También me remite al Arcano(1)de la Rueda de la Fortuna, que representa, en su centro inmóvil, la permanencia del Ser espiritual, mientras su borde gira, muta y se transforma a través de las distintas experiencias que moldean a la individualidad, la personalidad y el ego.

A partir de las experiencias relatadas comprendí que, la conciencia trasciende al cuerpo, aquello que los cristianos llaman alma, los místicos espíritu y Jung denominó psique. Comencé entonces a interesarme por los estados alterados de conciencia, adentrándome en un nuevo mundo. Me sentí especialmente conectada con las ideas de G. I. Gurdjieff (1867-1949) a través de los escritos de Maurice Nicoll, quien difundió el sistema del Cuarto Camino. Paralelamente, profundicé en las enseñanzas budistas, el sufismo y las corrientes de la Nueva Era. Estas influencias expandieron mi conciencia y produjeron en mí una verdadera transformación. Más tarde, durante mi formación en psicología, me sentí particularmente atraída por las corrientes existencialistas y, posteriormente, por la psicología analítica de Carl G. Jung.
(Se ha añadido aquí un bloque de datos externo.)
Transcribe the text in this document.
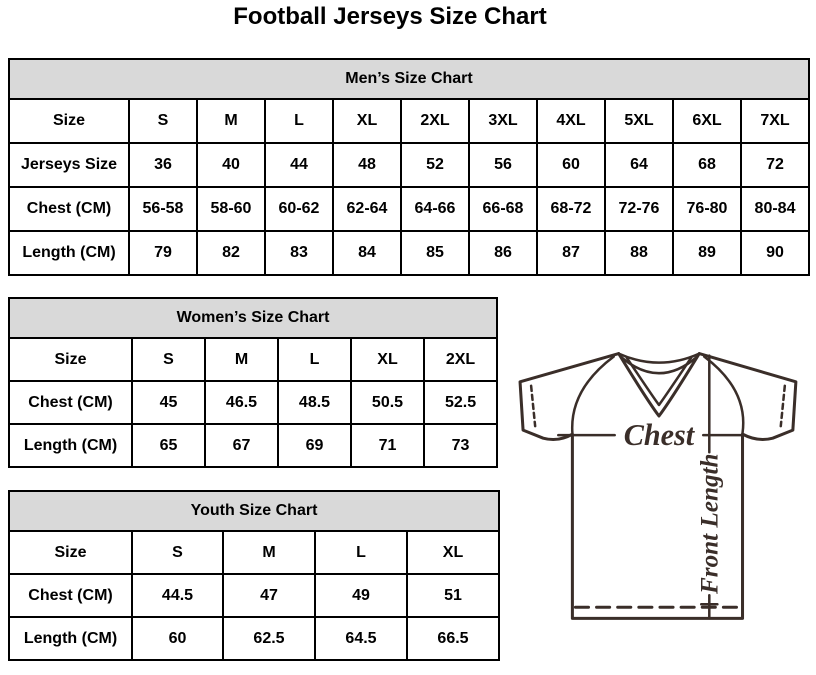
Football Jerseys Size Chart
Men’s Size Chart										
Size	S	M	L	XL	2XL	3XL	4XL	5XL	6XL	7XL
Jerseys Size	36	40	44	48	52	56	60	64	68	72
Chest (CM)	56-58	58-60	60-62	62-64	64-66	66-68	68-72	72-76	76-80	80-84
Length (CM)	79	82	83	84	85	86	87	88	89	90
Women’s Size Chart					
Size	S	M	L	XL	2XL
Chest (CM)	45	46.5	48.5	50.5	52.5
Length (CM)	65	67	69	71	73
Youth Size Chart				
Size	S	M	L	XL
Chest (CM)	44.5	47	49	51
Length (CM)	60	62.5	64.5	66.5
Chest
Front Length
[i] Jung, C., G. (2015). Arquetipos e Inconsciente Colectivo. Paidós, Ed. 6*impresión

(1) Arcano: carta del Tarot que cuenta una historia simbólica


Motivación para escribir

Varios acontecimientos que fui viviendo a lo largo de mi vida fueron las semillas que mi inconsciente sembró en mi consciencia, preparando el terreno para que hoy pueda escribir este blog. Fueron experiencias que, al mismo tiempo, me sorprendían y me iniciaban en un viaje de aprendizajes y misterios. Muchas de ellas carecían de sentido o de respuestas claras a mis interrogantes, pero justamente esas vivencias fueron las que me impulsaron a buscar, a explorar otros caminos —y también mi propio interior—, a soñar, meditar e iniciar una búsqueda que ha acompañado toda mi vida y que aún continúa.

Dicen que aprendemos mientras estamos vivos, y comparto profundamente esa idea. Mientras estemos conectados a nuestro cuerpo físico, respirante, viviente y amoroso, seguimos aprendiendo. En mi caso ha sido, y continúa siendo, así. A mis 73 años sigo aprendiendo y estudiando; hace muy poco comencé a comprender el para qué de ciertos hechos vividos y hacia dónde me fueron llevando, como un tejido, una red que fue entrelazándose a lo largo de mi vida: conmigo misma, con los otros y con todos los seres con conciencia.